As I'm using rake for build scripting, a simple wrapper seemed like the good solution for us. But for java-oriented build toochains I'm sure that hfcd is a better option.
Hello, thanks for putting htis together, I've been looking for something like this for a while. I'm trying to get it up and running on osx, but am not a big python guy.
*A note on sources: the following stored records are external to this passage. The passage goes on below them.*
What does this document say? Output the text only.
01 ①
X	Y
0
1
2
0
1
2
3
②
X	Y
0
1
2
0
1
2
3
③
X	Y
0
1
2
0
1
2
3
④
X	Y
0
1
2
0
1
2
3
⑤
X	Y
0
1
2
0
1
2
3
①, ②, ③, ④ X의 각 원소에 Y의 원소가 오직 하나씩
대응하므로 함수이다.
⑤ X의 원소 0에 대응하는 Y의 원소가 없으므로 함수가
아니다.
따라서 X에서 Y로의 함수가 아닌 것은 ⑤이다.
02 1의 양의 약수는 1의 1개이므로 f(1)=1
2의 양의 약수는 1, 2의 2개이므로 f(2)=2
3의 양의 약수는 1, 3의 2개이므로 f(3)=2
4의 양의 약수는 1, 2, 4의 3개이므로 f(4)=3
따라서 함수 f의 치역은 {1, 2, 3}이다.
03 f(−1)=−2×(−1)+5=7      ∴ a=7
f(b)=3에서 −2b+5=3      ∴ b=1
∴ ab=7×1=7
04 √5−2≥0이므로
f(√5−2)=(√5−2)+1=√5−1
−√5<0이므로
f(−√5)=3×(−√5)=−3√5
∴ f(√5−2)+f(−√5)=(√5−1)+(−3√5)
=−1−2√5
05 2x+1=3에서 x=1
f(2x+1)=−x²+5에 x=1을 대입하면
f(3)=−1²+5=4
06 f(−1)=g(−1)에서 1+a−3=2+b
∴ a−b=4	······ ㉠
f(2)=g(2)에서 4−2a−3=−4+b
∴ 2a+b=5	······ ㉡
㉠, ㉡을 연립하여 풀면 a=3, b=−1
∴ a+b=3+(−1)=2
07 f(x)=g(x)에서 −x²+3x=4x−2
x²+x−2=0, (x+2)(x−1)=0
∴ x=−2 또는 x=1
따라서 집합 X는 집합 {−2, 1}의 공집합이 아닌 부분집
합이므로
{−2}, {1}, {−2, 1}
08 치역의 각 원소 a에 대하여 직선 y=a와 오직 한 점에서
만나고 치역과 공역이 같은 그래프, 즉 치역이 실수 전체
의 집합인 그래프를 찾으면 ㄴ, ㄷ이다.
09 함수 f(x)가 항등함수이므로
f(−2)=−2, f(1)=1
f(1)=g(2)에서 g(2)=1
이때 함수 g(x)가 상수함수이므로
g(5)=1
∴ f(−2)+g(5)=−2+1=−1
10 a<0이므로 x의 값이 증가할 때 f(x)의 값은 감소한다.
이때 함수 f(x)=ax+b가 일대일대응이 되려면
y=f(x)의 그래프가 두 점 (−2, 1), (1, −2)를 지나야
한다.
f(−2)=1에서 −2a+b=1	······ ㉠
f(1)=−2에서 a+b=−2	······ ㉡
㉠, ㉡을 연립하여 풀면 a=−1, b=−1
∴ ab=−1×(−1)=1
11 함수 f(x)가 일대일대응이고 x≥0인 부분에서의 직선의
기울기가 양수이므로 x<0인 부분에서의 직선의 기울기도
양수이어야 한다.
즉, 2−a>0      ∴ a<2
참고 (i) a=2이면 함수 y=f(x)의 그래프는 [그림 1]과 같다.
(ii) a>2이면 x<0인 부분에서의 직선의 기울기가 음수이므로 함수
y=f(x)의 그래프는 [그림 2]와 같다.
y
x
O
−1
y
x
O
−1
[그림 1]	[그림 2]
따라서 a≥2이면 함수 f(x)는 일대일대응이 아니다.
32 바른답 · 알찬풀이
This is the error I get, any ideas:
Traceback (most recent call last):
File "/usr/local/bin/fcshd.py", line 339, in < module >
sys.exit(main(sys.argv))
File "/usr/local/bin/fcshd.py", line 335, in main
return run_command(command)
File "/usr/local/bin/fcshd.py", line 282, in run_command
output = server.run_command(cmd)
File "/System/Library/Frameworks/Python.framework/Versions/2.5/lib/python2.5/xmlrpclib.py", line 1147, in __call__
return self.__send(self.__name, args)
File "/System/Library/Frameworks/Python.framework/Versions/2.5/lib/python2.5/xmlrpclib.py", line 1437, in __request
verbose=self.__verbose
File "/System/Library/Frameworks/Python.framework/Versions/2.5/lib/python2.5/xmlrpclib.py", line 1183, in request
self.send_content(h, request_body)
File "/System/Library/Frameworks/Python.framework/Versions/2.5/lib/python2.5/xmlrpclib.py", line 1297, in send_content
connection.endheaders()
File "/System/Library/Frameworks/Python.framework/Versions/2.5/lib/python2.5/httplib.py", line 856, in endheaders
self._send_output()
File "/System/Library/Frameworks/Python.framework/Versions/2.5/lib/python2.5/httplib.py", line 728, in _send_output
self.send(msg)
File "/System/Library/Frameworks/Python.framework/Versions/2.5/lib/python2.5/httplib.py", line 695, in send
self.connect()
File "/System/Library/Frameworks/Python.framework/Versions/2.5/lib/python2.5/httplib.py", line 679, in connect
raise socket.error, msg
socket.error: (61, 'Connection refused')
What do you get if you run:
lsof -i :2345
[Assuming that OSX has an lsof command -- I'm not an OSX user]
Looks like either the server had a problem and didn't started up, or it is running but the client didn't waited enough time.
Posting the contents of /tmp/fcshd.log may also help.
Hmm, yeah, there is an lsof, but "lsof -i :2345" returns nothing.
Here is what is in the log:
2008-10-22 10:30:22,096 INFO
return code = 0
process ID = 424
parent process ID = 1
process group ID = 423
session ID = 423
user ID = 502
effective user ID = 502
real group ID = 502
effective group ID = 502
Tester: so the daemon starts, but for some reason is crashing. Unfortunately, I don't have a Mac to test fcshd.py on it.
This might be of some help:
http://code.google.com/p/flex-compiler-shell-daemon/issues/detail?id=2
Good catch Peter, I just applied to patch!